Pedestrians cross Navarro Street at College Street.
Pedestrians cross Navarro Street at College Street. Pedestrian fatalities accounted for more than 25% of vehicle-related deaths in 2019. Credit: Bonnie Arbittier / San Antonio Report

San Antonio’s traffic fatalities need some serious attention.

Roughly 4,480 people were killed on Texas roads in 2021, making it the second deadliest year on record. Speeding, alcohol and distracted driving are just some of the causes of increasing fatality rates in Bexar County.

The Federal Highway Administration designates San Antonio as a “Bicycle and Pedestrian Safety Focus City” because it has one of the highest pedestrian fatality rates in the United States. The traffic fatality rate was 9.76 fatalities per 100,000 population in 2019, with pedestrians making up more than a quarter of fatalities.

This comes at a time when traffic fatalities are reaching new highs across the country.  U.S. Secretary of Transportation Pete Buttigieg has stated, “The status quo is unacceptable,” and that “zero is the only acceptable number of deaths and serious injuries on our roadways.“ Likewise, Congress has introduced House Resolution 565 expressing the desire to “reduce traffic fatalities to zero by 2050.”

While the loss of life is always a tragedy, this is also an economic issue. According to a 2011 study by the American Automobile Association, the economic cost of accidents is over three times that of traffic congestion. In San Antonio, the study estimated the cost of traffic accidents to be nearly seven times the costs of congestion, or $4.3 billion per year in 2009.

In 2019, the Texas Transportation Commission adopted a goal of a 50% reduction in fatalities on Texas roads by 2035, reaching zero fatalities by 2050. Locally, the City of San Antonio and the Alamo Area Metropolitan Planning Association have active Vision Zero efforts but apparently without any target dates for reaching the goal.  
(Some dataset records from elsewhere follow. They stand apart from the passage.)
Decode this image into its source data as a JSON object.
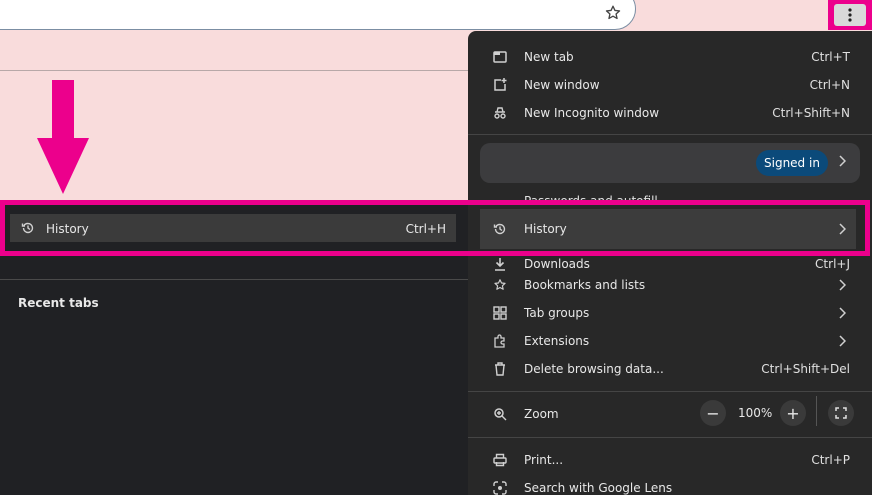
{
  "menu": {
    "items": [
      {
        "label": "New tab",
        "shortcut": "Ctrl+T",
        "icon": "new-tab-icon"
      },
      {
        "label": "New window",
        "shortcut": "Ctrl+N",
        "icon": "new-window-icon"
      },
      {
        "label": "New Incognito window",
        "shortcut": "Ctrl+Shift+N",
        "icon": "incognito-icon"
      }
    ],
    "profile": {
      "badge": "Signed in"
    },
    "passwords_partial": "Passwords and autofill",
    "history": {
      "label": "History",
      "icon": "history-icon"
    },
    "downloads": {
      "label": "Downloads",
      "shortcut": "Ctrl+J",
      "icon": "download-icon"
    },
    "lower_items": [
      {
        "label": "Bookmarks and lists",
        "icon": "star-icon"
      },
      {
        "label": "Tab groups",
        "icon": "tab-groups-icon"
      },
      {
        "label": "Extensions",
        "icon": "extension-icon"
      },
      {
        "label": "Delete browsing data...",
        "shortcut": "Ctrl+Shift+Del",
        "icon": "trash-icon"
      }
    ],
    "zoom": {
      "label": "Zoom",
      "value": "100%",
      "minus": "−",
      "plus": "+"
    },
    "print": {
      "label": "Print...",
      "shortcut": "Ctrl+P"
    },
    "lens": {
      "label": "Search with Google Lens"
    }
  },
  "submenu": {
    "history": {
      "label": "History",
      "shortcut": "Ctrl+H"
    },
    "recent_tabs": "Recent tabs"
  },
  "colors": {
    "highlight": "#ec008c",
    "menu_bg": "#282828",
    "page_bg": "#f9dcdc"
  }
}
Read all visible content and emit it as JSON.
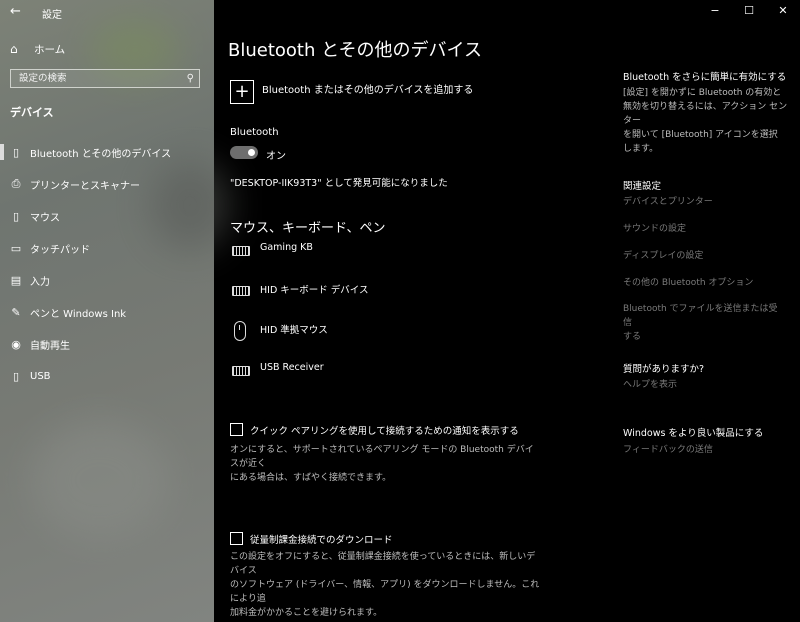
{
  "app": {
    "title": "設定",
    "back_icon": "back-arrow-icon"
  },
  "sidebar": {
    "home_label": "ホーム",
    "search_placeholder": "設定の検索",
    "section_title": "デバイス",
    "items": [
      {
        "label": "Bluetooth とその他のデバイス",
        "icon": "bluetooth-devices-icon",
        "active": true
      },
      {
        "label": "プリンターとスキャナー",
        "icon": "printer-icon",
        "active": false
      },
      {
        "label": "マウス",
        "icon": "mouse-icon",
        "active": false
      },
      {
        "label": "タッチパッド",
        "icon": "touchpad-icon",
        "active": false
      },
      {
        "label": "入力",
        "icon": "keyboard-icon",
        "active": false
      },
      {
        "label": "ペンと Windows Ink",
        "icon": "pen-icon",
        "active": false
      },
      {
        "label": "自動再生",
        "icon": "autoplay-icon",
        "active": false
      },
      {
        "label": "USB",
        "icon": "usb-icon",
        "active": false
      }
    ]
  },
  "window_controls": {
    "minimize": "−",
    "maximize": "☐",
    "close": "✕"
  },
  "main": {
    "title": "Bluetooth とその他のデバイス",
    "add_device_label": "Bluetooth またはその他のデバイスを追加する",
    "bluetooth_label": "Bluetooth",
    "toggle_state": "オン",
    "toggle_on": true,
    "discoverable_text": "\"DESKTOP-IIK93T3\" として発見可能になりました",
    "devices_heading": "マウス、キーボード、ペン",
    "devices": [
      {
        "name": "Gaming KB",
        "type": "keyboard"
      },
      {
        "name": "HID キーボード デバイス",
        "type": "keyboard"
      },
      {
        "name": "HID 準拠マウス",
        "type": "mouse"
      },
      {
        "name": "USB Receiver",
        "type": "keyboard"
      }
    ],
    "swift_pair": {
      "label": "クイック ペアリングを使用して接続するための通知を表示する",
      "desc_line1": "オンにすると、サポートされているペアリング モードの Bluetooth デバイスが近く",
      "desc_line2": "にある場合は、すばやく接続できます。",
      "checked": false
    },
    "metered": {
      "label": "従量制課金接続でのダウンロード",
      "desc_line1": "この設定をオフにすると、従量制課金接続を使っているときには、新しいデバイス",
      "desc_line2": "のソフトウェア (ドライバー、情報、アプリ) をダウンロードしません。これにより追",
      "desc_line3": "加料金がかかることを避けられます。",
      "checked": false
    }
  },
  "right": {
    "tip_heading": "Bluetooth をさらに簡単に有効にする",
    "tip_line1": "[設定] を開かずに Bluetooth の有効と",
    "tip_line2": "無効を切り替えるには、アクション センター",
    "tip_line3": "を開いて [Bluetooth] アイコンを選択",
    "tip_line4": "します。",
    "related_heading": "関連設定",
    "related_links": [
      "デバイスとプリンター",
      "サウンドの設定",
      "ディスプレイの設定",
      "その他の Bluetooth オプション"
    ],
    "send_files_line1": "Bluetooth でファイルを送信または受信",
    "send_files_line2": "する",
    "question_heading": "質問がありますか?",
    "help_link": "ヘルプを表示",
    "better_heading": "Windows をより良い製品にする",
    "feedback_link": "フィードバックの送信"
  }
}
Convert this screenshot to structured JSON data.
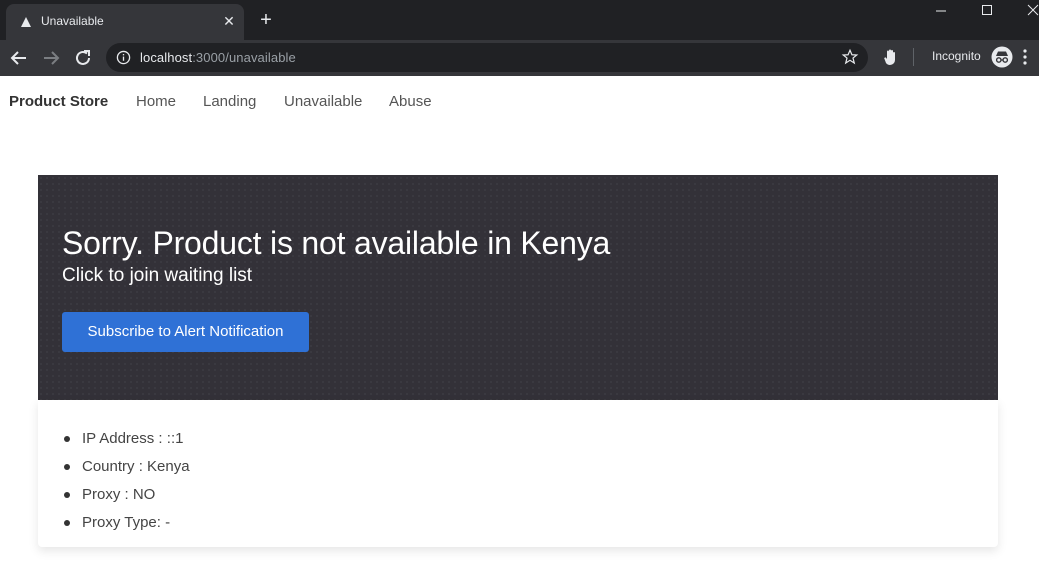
{
  "browser": {
    "tab_title": "Unavailable",
    "url_host": "localhost",
    "url_path": ":3000/unavailable",
    "incognito_label": "Incognito"
  },
  "navbar": {
    "brand": "Product Store",
    "links": [
      "Home",
      "Landing",
      "Unavailable",
      "Abuse"
    ]
  },
  "hero": {
    "title": "Sorry. Product is not available in Kenya",
    "subtitle": "Click to join waiting list",
    "button_label": "Subscribe to Alert Notification"
  },
  "info": {
    "items": [
      "IP Address : ::1",
      "Country : Kenya",
      "Proxy : NO",
      "Proxy Type: -"
    ]
  },
  "colors": {
    "hero_bg": "#333138",
    "button_bg": "#2f71d6",
    "chrome_dark": "#202124"
  }
}
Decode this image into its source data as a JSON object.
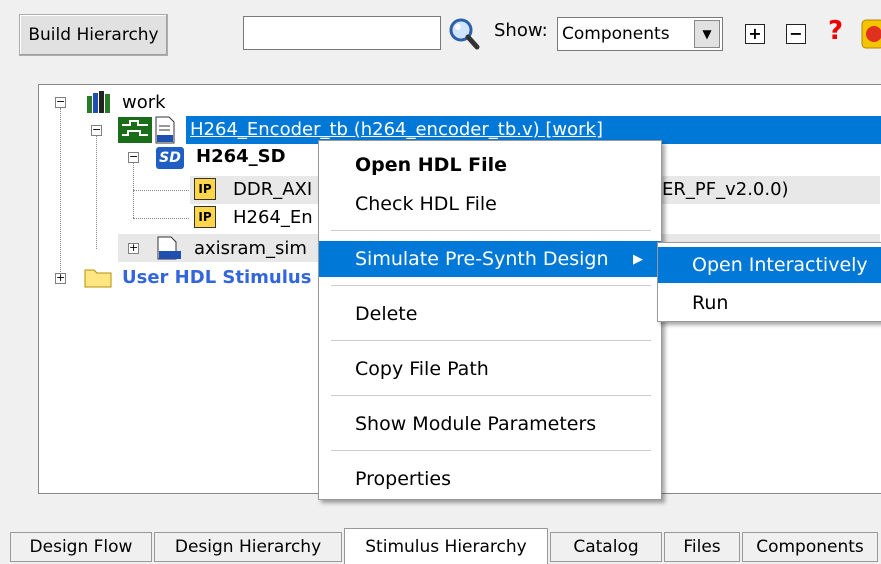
{
  "toolbar": {
    "build_button": "Build Hierarchy",
    "search_value": "",
    "show_label": "Show:",
    "show_selected": "Components",
    "expand_symbol": "+",
    "collapse_symbol": "−",
    "help_symbol": "?"
  },
  "tree": {
    "work": "work",
    "selected": "H264_Encoder_tb (h264_encoder_tb.v) [work]",
    "sd_badge": "SD",
    "sd": "H264_SD",
    "ip_badge": "IP",
    "ddr": "DDR_AXI",
    "ddr_suffix": "ER_PF_v2.0.0)",
    "h264en": "H264_En",
    "axisram": "axisram_sim",
    "user_hdl": "User HDL Stimulus"
  },
  "context_menu": {
    "items": [
      "Open HDL File",
      "Check HDL File",
      "Simulate Pre-Synth Design",
      "Delete",
      "Copy File Path",
      "Show Module Parameters",
      "Properties"
    ],
    "submenu_arrow": "▶"
  },
  "submenu": {
    "items": [
      "Open Interactively",
      "Run"
    ]
  },
  "tabs": [
    "Design Flow",
    "Design Hierarchy",
    "Stimulus Hierarchy",
    "Catalog",
    "Files",
    "Components"
  ],
  "colors": {
    "selection": "#0078d7",
    "user_hdl_text": "#3366dd"
  }
}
One important area for change is roadway design. For decades, the roadways were designed to permit more motor vehicles to travel faster. Clearly, a new design philosophy is needed to make roads safer, particularly for other roadway users like pedestrians and cyclists. 

Fortunately, San Antonio is home to several colleges and universities known for producing new ideas. Further, when it comes to roadway design, university campuses are good places to innovate. Universities do not have to follow all the same facility decision-making and funding processes that the City of San Antonio does, for example. Particularly when it comes to pedestrian safety, college campuses are a good demonstration environment.

UTSA, for example, has introduced the raised crosswalk as part of its main campus roadway system. Raised crosswalks are flat, raised areas covering the surface area of a crosswalk. It’s a combination of a speed bump and an accessible pedestrian crosswalk. With the crosswalk elevated, pedestrians are more visible to motorists. People who have difficulty walking, seeing, or are in a wheelchair can avoid the ups and downs of curb cuts. 

Importantly, raised crosswalks slow down motor vehicles to speeds more appropriate for a pedestrian and bicycle environment. This is an extremely effective approach to reducing pedestrian accidents. As speed increases so do both the likelihood of being involved in a crash and the severity of injuries sustained in a crash.

Raised crosswalks are hardly a panacea since they are only recommended for roads with speed limits of 30 mph or less and relatively light traffic. Raised crossings should generally be avoided on bus, truck and emergency routes as well as arterial streets. 

While raised crosswalks are found in other U.S. cities and other countries, the only example in San Antonio may be at the Main Campus of UTSA. The Federal Highway Administration maintains a clearinghouse of the crash reductions associated with various traffic safety countermeasures. Raised crosswalks have been found to reduce all crashes by 30%-36% and those crashes involving just a pedestrian and a vehicle by 46%. Because they are so effective in reducing accidents at intersections, the City of New York is planning to expand the number of raised crosswalks from 17 to 100 this year.

Bill Barker

Bill Barker is recognized as a fellow by both the Institute of Transportation Engineers and the American Institute of Certified Planners.